The term pure culture refers to a condition in which only one type of organism is growing on a solid culture medium or in a liquid culture medium in the laboratory; no other types of organisms are present.
>Koch discovered the bacterium (Mycobacterium tuberculosis) that causes tuberculosis and the bacterium (Vibriocholerae) that causes cholera. >Koch’s work on tuberculin (a protein derived from M. tuberculosis) ultimately led to the development of a skin test valuable in diagnosing tuberculosis.

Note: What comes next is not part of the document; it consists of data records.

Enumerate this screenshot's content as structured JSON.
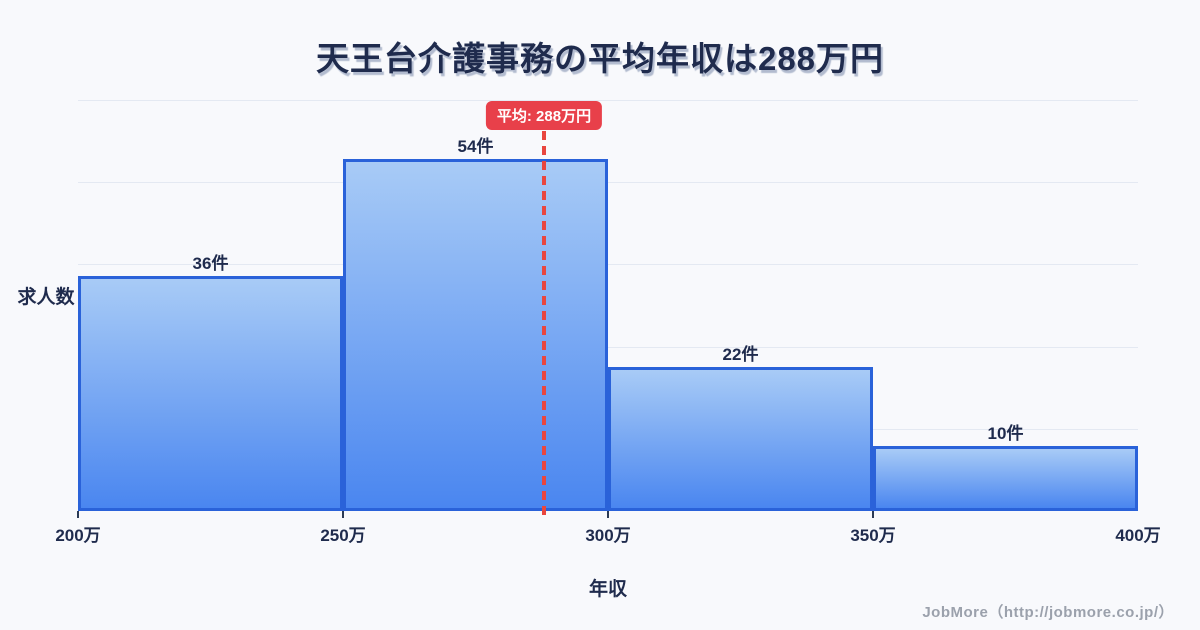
{
  "title": "天王台介護事務の平均年収は288万円",
  "footer": {
    "credit": "JobMore（http://jobmore.co.jp/）"
  },
  "chart_data": {
    "type": "bar",
    "subtype": "histogram",
    "title": "天王台介護事務の平均年収は288万円",
    "xlabel": "年収",
    "ylabel": "求人数",
    "categories": [
      "200万-250万",
      "250万-300万",
      "300万-350万",
      "350万-400万"
    ],
    "values": [
      36,
      54,
      22,
      10
    ],
    "bar_labels": [
      "36件",
      "54件",
      "22件",
      "10件"
    ],
    "x_tick_labels": [
      "200万",
      "250万",
      "300万",
      "350万",
      "400万"
    ],
    "x_range": [
      200,
      400
    ],
    "ylim": [
      0,
      63
    ],
    "grid": true,
    "legend": "none",
    "mean": {
      "value": 288,
      "label": "平均: 288万円"
    },
    "colors": {
      "background": "#f8f9fc",
      "text": "#1f2b4d",
      "bar_fill_top": "#a8cbf6",
      "bar_fill_bottom": "#4a86f0",
      "bar_border": "#2a62d9",
      "gridline": "#e4e9f2",
      "axis_tick": "#2b3a55",
      "mean_line": "#e9463f",
      "mean_badge_bg": "#e8404a",
      "mean_badge_text": "#ffffff",
      "footer_text": "#9ba1ac"
    }
  }
}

Koch’s Postulates An experimental procedure that proves a specific microorganism is the cause of a specific infectious disease. 1. A particular microorganism must be found in all cases of the disease and must not be present in healthy animals or humans.
2. The microorganism must be isolated from the diseased animal or human and grown in pure culture in the laboratory. 3. The same disease must be produced when microorganisms from the pure culture are inoculated into healthy susceptible laboratory animals.
4. The same microorganism must be recovered from the experimentally infected animals and grown again in pure culture.
EXCEPTIONS TO KOCH’S POSTULATES 1. Certain pathogens will not grow in or on artificial media in the laboratory (in vitro). Such pathogens include viruses, rickettsias, chlamydias, and the bacteria that cause leprosy and syphilis.
2. Many pathogens are species-specific, meaning that they infect only one species of animal. For example, some pathogens that infect humans will only infect humans. Because human volunteers are difficult to obtain and ethical reasons limit their use, the researcher may only be able to observe the changes caused by the pathogen in human cell cultures.
3. Synergistic infections, which are caused by the combined effects of two or more different microorganisms, are very difficult to reproduce in the laboratory.
4. Certain pathogens become altered when grown in vitro. Some become less pathogenic, whereas others become nonpathogenic. Thus, they will no longer infect animals after being cultured on artificial media.